Today we finish the book of Judges. We have a quarter of the reading plan behind us! And today, we have but one chapter to read (it’s a good opportunity to double up and start to get caught up if you’re behind).
It is the conclusion of a dark time in Israel’s history. We left off with the battle between Benjamin and the rest of Israel, with Benjamin being all but eliminated. Our reading today begins with the vow by Israel that they will not give any of their daughters to the tribe of Benjamin as wives (21:1). As they lament what has happened, they ask God “why has this happened” (v. 3). The book has already given us the answer. Sin upon sin upon sin.
And nothing is going to change very quickly. As if there has not been enough devastation in Israel, we see that there was another oath that was taken that whoever did not join Israel in battle against their brother Benjamin would be put to death (v. 5). In verse 7 we see the effects of one oath, and in verse 10 the effects of another. Sin. Notice that Israel finds a “work around” to their oath in verse 14, and then another in verses 19-22. Sin (see Num 30:2). The chapter ends with a commentary on not just this chapter, but the entire book. There was no Godly leadership, so everyone did what was right in their own eyes (v. 25).
We see throughout the book that even though God carries out rehabilitative judgments against Israel, His grace does not end for His people. They sin, they repent, they sin, they repent, and through it all, He sovereignly directs all things for His purposes, and for their good. He provided deliverers – saviors – that saved His repentant people. He judged sin as the righteous Judge of the universe. And He does not change, so this all points forward to the Savior Who saves God’s repentant people, and Who will righteously judge the world.

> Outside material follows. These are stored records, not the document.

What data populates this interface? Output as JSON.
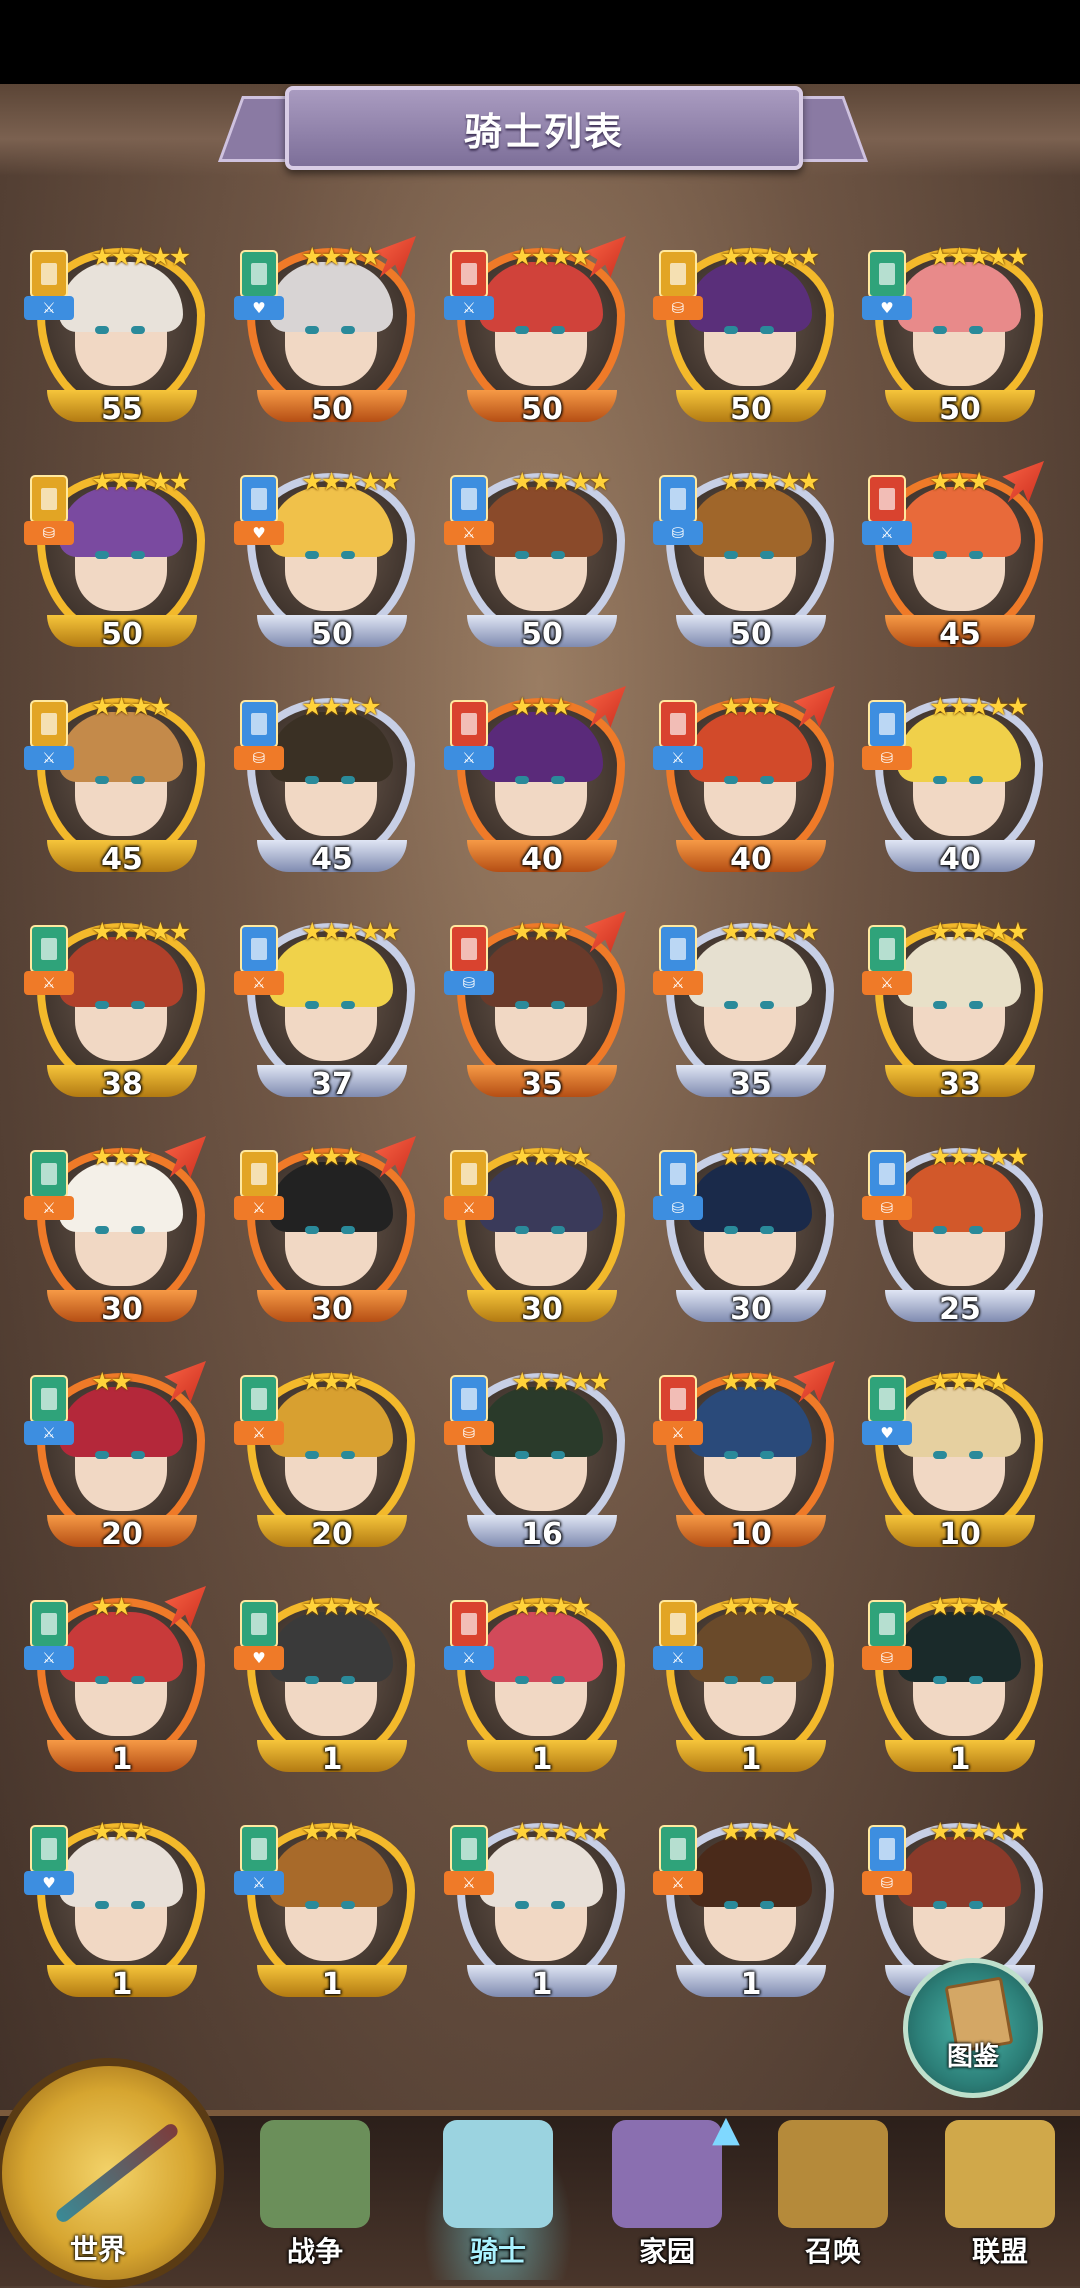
{
  "header": {
    "title": "骑士列表"
  },
  "knights": [
    {
      "level": "55",
      "stars": 5,
      "frame": "gold",
      "class_color": "#e2a524",
      "role_color": "#3d8ee0",
      "role_glyph": "⚔",
      "hair": "#e8e2da",
      "upgrade": false
    },
    {
      "level": "50",
      "stars": 4,
      "frame": "orange",
      "class_color": "#2fa37a",
      "role_color": "#3d8ee0",
      "role_glyph": "♥",
      "hair": "#d8d4d4",
      "upgrade": true
    },
    {
      "level": "50",
      "stars": 4,
      "frame": "orange",
      "class_color": "#d9432f",
      "role_color": "#3d8ee0",
      "role_glyph": "⚔",
      "hair": "#d0423a",
      "upgrade": true
    },
    {
      "level": "50",
      "stars": 5,
      "frame": "gold",
      "class_color": "#e2a524",
      "role_color": "#ef7a28",
      "role_glyph": "⛁",
      "hair": "#5a2f7a",
      "upgrade": false
    },
    {
      "level": "50",
      "stars": 5,
      "frame": "gold",
      "class_color": "#2fa37a",
      "role_color": "#3d8ee0",
      "role_glyph": "♥",
      "hair": "#e88a8a",
      "upgrade": false
    },
    {
      "level": "50",
      "stars": 5,
      "frame": "gold",
      "class_color": "#e2a524",
      "role_color": "#ef7a28",
      "role_glyph": "⛁",
      "hair": "#7a4aa0",
      "upgrade": false
    },
    {
      "level": "50",
      "stars": 5,
      "frame": "silver",
      "class_color": "#3d8ee0",
      "role_color": "#ef7a28",
      "role_glyph": "♥",
      "hair": "#f0c14a",
      "upgrade": false
    },
    {
      "level": "50",
      "stars": 5,
      "frame": "silver",
      "class_color": "#3d8ee0",
      "role_color": "#ef7a28",
      "role_glyph": "⚔",
      "hair": "#8a4a2a",
      "upgrade": false
    },
    {
      "level": "50",
      "stars": 5,
      "frame": "silver",
      "class_color": "#3d8ee0",
      "role_color": "#3d8ee0",
      "role_glyph": "⛁",
      "hair": "#a0662a",
      "upgrade": false
    },
    {
      "level": "45",
      "stars": 3,
      "frame": "orange",
      "class_color": "#d9432f",
      "role_color": "#3d8ee0",
      "role_glyph": "⚔",
      "hair": "#e86a3a",
      "upgrade": true
    },
    {
      "level": "45",
      "stars": 4,
      "frame": "gold",
      "class_color": "#e2a524",
      "role_color": "#3d8ee0",
      "role_glyph": "⚔",
      "hair": "#c48a4a",
      "upgrade": false
    },
    {
      "level": "45",
      "stars": 4,
      "frame": "silver",
      "class_color": "#3d8ee0",
      "role_color": "#ef7a28",
      "role_glyph": "⛁",
      "hair": "#3a3024",
      "upgrade": false
    },
    {
      "level": "40",
      "stars": 3,
      "frame": "orange",
      "class_color": "#d9432f",
      "role_color": "#3d8ee0",
      "role_glyph": "⚔",
      "hair": "#5a2a7a",
      "upgrade": true
    },
    {
      "level": "40",
      "stars": 3,
      "frame": "orange",
      "class_color": "#d9432f",
      "role_color": "#3d8ee0",
      "role_glyph": "⚔",
      "hair": "#d24a2a",
      "upgrade": true
    },
    {
      "level": "40",
      "stars": 5,
      "frame": "silver",
      "class_color": "#3d8ee0",
      "role_color": "#ef7a28",
      "role_glyph": "⛁",
      "hair": "#f0d04a",
      "upgrade": false
    },
    {
      "level": "38",
      "stars": 5,
      "frame": "gold",
      "class_color": "#2fa37a",
      "role_color": "#ef7a28",
      "role_glyph": "⚔",
      "hair": "#b0402a",
      "upgrade": false
    },
    {
      "level": "37",
      "stars": 5,
      "frame": "silver",
      "class_color": "#3d8ee0",
      "role_color": "#ef7a28",
      "role_glyph": "⚔",
      "hair": "#f0d24a",
      "upgrade": false
    },
    {
      "level": "35",
      "stars": 3,
      "frame": "orange",
      "class_color": "#d9432f",
      "role_color": "#3d8ee0",
      "role_glyph": "⛁",
      "hair": "#6a3a2a",
      "upgrade": true
    },
    {
      "level": "35",
      "stars": 5,
      "frame": "silver",
      "class_color": "#3d8ee0",
      "role_color": "#ef7a28",
      "role_glyph": "⚔",
      "hair": "#e6e0d0",
      "upgrade": false
    },
    {
      "level": "33",
      "stars": 5,
      "frame": "gold",
      "class_color": "#2fa37a",
      "role_color": "#ef7a28",
      "role_glyph": "⚔",
      "hair": "#e8e0c8",
      "upgrade": false
    },
    {
      "level": "30",
      "stars": 3,
      "frame": "orange",
      "class_color": "#2fa37a",
      "role_color": "#ef7a28",
      "role_glyph": "⚔",
      "hair": "#f4f0e8",
      "upgrade": true
    },
    {
      "level": "30",
      "stars": 3,
      "frame": "orange",
      "class_color": "#e2a524",
      "role_color": "#ef7a28",
      "role_glyph": "⚔",
      "hair": "#222222",
      "upgrade": true
    },
    {
      "level": "30",
      "stars": 4,
      "frame": "gold",
      "class_color": "#e2a524",
      "role_color": "#ef7a28",
      "role_glyph": "⚔",
      "hair": "#3a3a5a",
      "upgrade": false
    },
    {
      "level": "30",
      "stars": 5,
      "frame": "silver",
      "class_color": "#3d8ee0",
      "role_color": "#3d8ee0",
      "role_glyph": "⛁",
      "hair": "#1a2a4a",
      "upgrade": false
    },
    {
      "level": "25",
      "stars": 5,
      "frame": "silver",
      "class_color": "#3d8ee0",
      "role_color": "#ef7a28",
      "role_glyph": "⛁",
      "hair": "#d2582a",
      "upgrade": false
    },
    {
      "level": "20",
      "stars": 2,
      "frame": "orange",
      "class_color": "#2fa37a",
      "role_color": "#3d8ee0",
      "role_glyph": "⚔",
      "hair": "#b4283a",
      "upgrade": true
    },
    {
      "level": "20",
      "stars": 3,
      "frame": "gold",
      "class_color": "#2fa37a",
      "role_color": "#ef7a28",
      "role_glyph": "⚔",
      "hair": "#d8a030",
      "upgrade": false
    },
    {
      "level": "16",
      "stars": 5,
      "frame": "silver",
      "class_color": "#3d8ee0",
      "role_color": "#ef7a28",
      "role_glyph": "⛁",
      "hair": "#2a3a2a",
      "upgrade": false
    },
    {
      "level": "10",
      "stars": 3,
      "frame": "orange",
      "class_color": "#d9432f",
      "role_color": "#ef7a28",
      "role_glyph": "⚔",
      "hair": "#2a4a7a",
      "upgrade": true
    },
    {
      "level": "10",
      "stars": 4,
      "frame": "gold",
      "class_color": "#2fa37a",
      "role_color": "#3d8ee0",
      "role_glyph": "♥",
      "hair": "#e6d0a0",
      "upgrade": false
    },
    {
      "level": "1",
      "stars": 2,
      "frame": "orange",
      "class_color": "#2fa37a",
      "role_color": "#3d8ee0",
      "role_glyph": "⚔",
      "hair": "#c83a3a",
      "upgrade": true
    },
    {
      "level": "1",
      "stars": 4,
      "frame": "gold",
      "class_color": "#2fa37a",
      "role_color": "#ef7a28",
      "role_glyph": "♥",
      "hair": "#3a3a3a",
      "upgrade": false
    },
    {
      "level": "1",
      "stars": 4,
      "frame": "gold",
      "class_color": "#d9432f",
      "role_color": "#3d8ee0",
      "role_glyph": "⚔",
      "hair": "#d24a5a",
      "upgrade": false
    },
    {
      "level": "1",
      "stars": 4,
      "frame": "gold",
      "class_color": "#e2a524",
      "role_color": "#3d8ee0",
      "role_glyph": "⚔",
      "hair": "#6a4a2a",
      "upgrade": false
    },
    {
      "level": "1",
      "stars": 4,
      "frame": "gold",
      "class_color": "#2fa37a",
      "role_color": "#ef7a28",
      "role_glyph": "⛁",
      "hair": "#1a2a2a",
      "upgrade": false
    },
    {
      "level": "1",
      "stars": 3,
      "frame": "gold",
      "class_color": "#2fa37a",
      "role_color": "#3d8ee0",
      "role_glyph": "♥",
      "hair": "#e8e0d8",
      "upgrade": false
    },
    {
      "level": "1",
      "stars": 3,
      "frame": "gold",
      "class_color": "#2fa37a",
      "role_color": "#3d8ee0",
      "role_glyph": "⚔",
      "hair": "#a86a2a",
      "upgrade": false
    },
    {
      "level": "1",
      "stars": 5,
      "frame": "silver",
      "class_color": "#2fa37a",
      "role_color": "#ef7a28",
      "role_glyph": "⚔",
      "hair": "#e8e0d8",
      "upgrade": false
    },
    {
      "level": "1",
      "stars": 4,
      "frame": "silver",
      "class_color": "#2fa37a",
      "role_color": "#ef7a28",
      "role_glyph": "⚔",
      "hair": "#4a2a1a",
      "upgrade": false
    },
    {
      "level": "1",
      "stars": 5,
      "frame": "silver",
      "class_color": "#3d8ee0",
      "role_color": "#ef7a28",
      "role_glyph": "⛁",
      "hair": "#8a3a2a",
      "upgrade": false
    }
  ],
  "codex": {
    "label": "图鉴",
    "icon": "book-icon"
  },
  "nav": {
    "world": "世界",
    "items": [
      {
        "key": "war",
        "label": "战争",
        "icon": "map-icon",
        "icon_color": "#6b8f5a"
      },
      {
        "key": "knight",
        "label": "骑士",
        "icon": "knight-icon",
        "icon_color": "#9bd3e0",
        "active": true
      },
      {
        "key": "home",
        "label": "家园",
        "icon": "house-icon",
        "icon_color": "#8a6fb0"
      },
      {
        "key": "summon",
        "label": "召唤",
        "icon": "train-icon",
        "icon_color": "#b58a3a"
      },
      {
        "key": "alliance",
        "label": "联盟",
        "icon": "throne-icon",
        "icon_color": "#d0a84a"
      }
    ]
  }
}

But there’s more. The book points us forward to a coming king. The repeated “there was no king in Israel” is preparing us for most of the remaining history of Israel as a monarchy. As God promised through Moses, Israel will ask for a king (Deut 17:14-20). But even the kings will fail. So what we are going to read in the rest of the Old Testament serves much the same purpose as the book of Judges. Judges points us forward to a king. The whole Old Testament points us forward to the King.